Ray provides a simple, universal API for building distributed applications, read more about ray here.
Ray integration with LSF enables users to start up a Ray cluster on LSF and run DL workloads through that either in a batch or interactive mode.
- Before you begin make sure you have conda install on your machine, details about installing conda on linux machine is here.
- For reference sample conda env yml is present here, to create sample conda env that will run GPU and CPU workloads run, it has mix of conda and pip dependencies:
conda env create -f sample_conda_env/sample_ray_env.yml
- To test if you have ray installed with version number run:
conda activate ray pip install -U ray ray --version ray, version 1.4.0
- Run the below bsub command to get multiple GPUs (i.e. 2 GPUs in this example) on multiple nodes (i.e. 2 hosts in this example) from LSF scheduler with 20GB hardlimit on memory
bsub -Is -M 20GB! -n 2 -R "span[ptile=1]" -gpu "num=2" bash
- Sample workloads are present in sample_workload directory, sample_code_for_ray.py is CPU only workload and cifar_pytorch_example.py will work on CPU as well as GPU.

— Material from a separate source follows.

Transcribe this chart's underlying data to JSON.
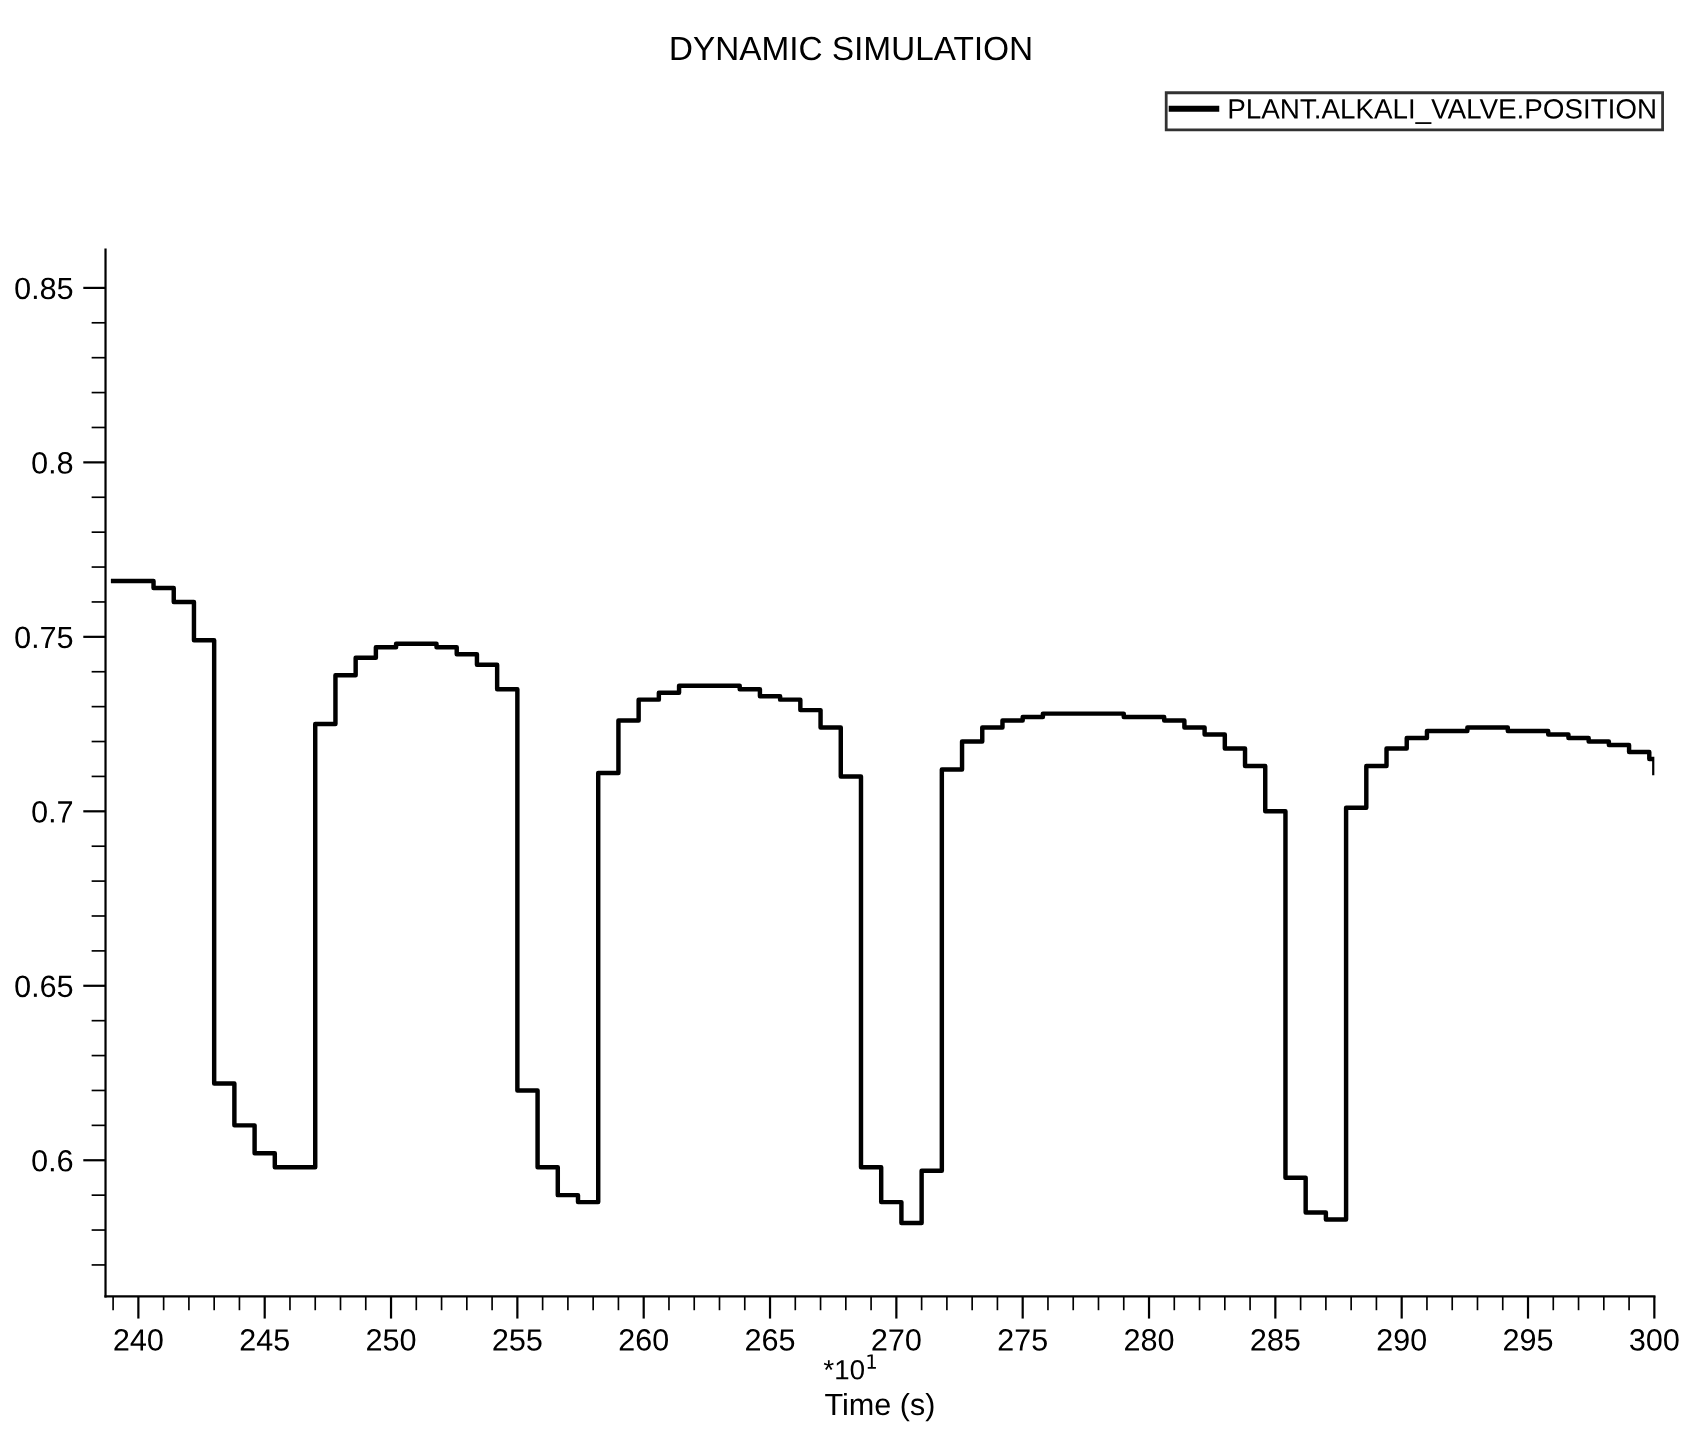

- Start the script by running the following command:
Where:
./ray_launch_cluster.sh -c "python <full_path_of_sample_workload>/cifar_pytorch_example.py --use-gpu --num_epochs 5 --num-workers 4" -n "ray" -m 20000000000
-c is the user command that needs to be scaled under ray
-n is the conda namespace that will be activate before the cluster is spawned
-m is object store memory size in bytes as required by ray
- Get ray head node and dashboard port, please find below log lines on the console
Where:
Starting ray head node on: ccc2-10 The size of object store memory in bytes is: 20000000000 2021-06-07 14:19:11,441 INFO services.py:1269 -- View the Ray dashboard at http://127.0.0.1:3752
- head node name: ccc2-10
- dashboard port: 3752 - Run the below set of commands on the terminal to port forward dashboard from cluster to your local machine:
export PORT=3752 export HEAD_NODE=ccc2-10.sl.cloud.ibm.com ssh -L $PORT:localhost:$PORT -N -f -l <username> $HEAD_NODE
- Access the dashboard at your laptop on:
http://127.0.0.1:3752
- Run the below command to run ray as batch job
bsub -o std%J.out -e std%J.out -M 20GB! -n 2 -R "span[ptile=1]" -gpu "num=2" ./ray_launch_cluster.sh -c "python <full_path_of_sample_workload>/cifar_pytorch_example.py --use-gpu --num-workers 4 --num_epochs 5" -n "ray" -m 20000000000
- To access the dashboard please refer to log file generated for batch job and perform port forwarding referring to commands described above.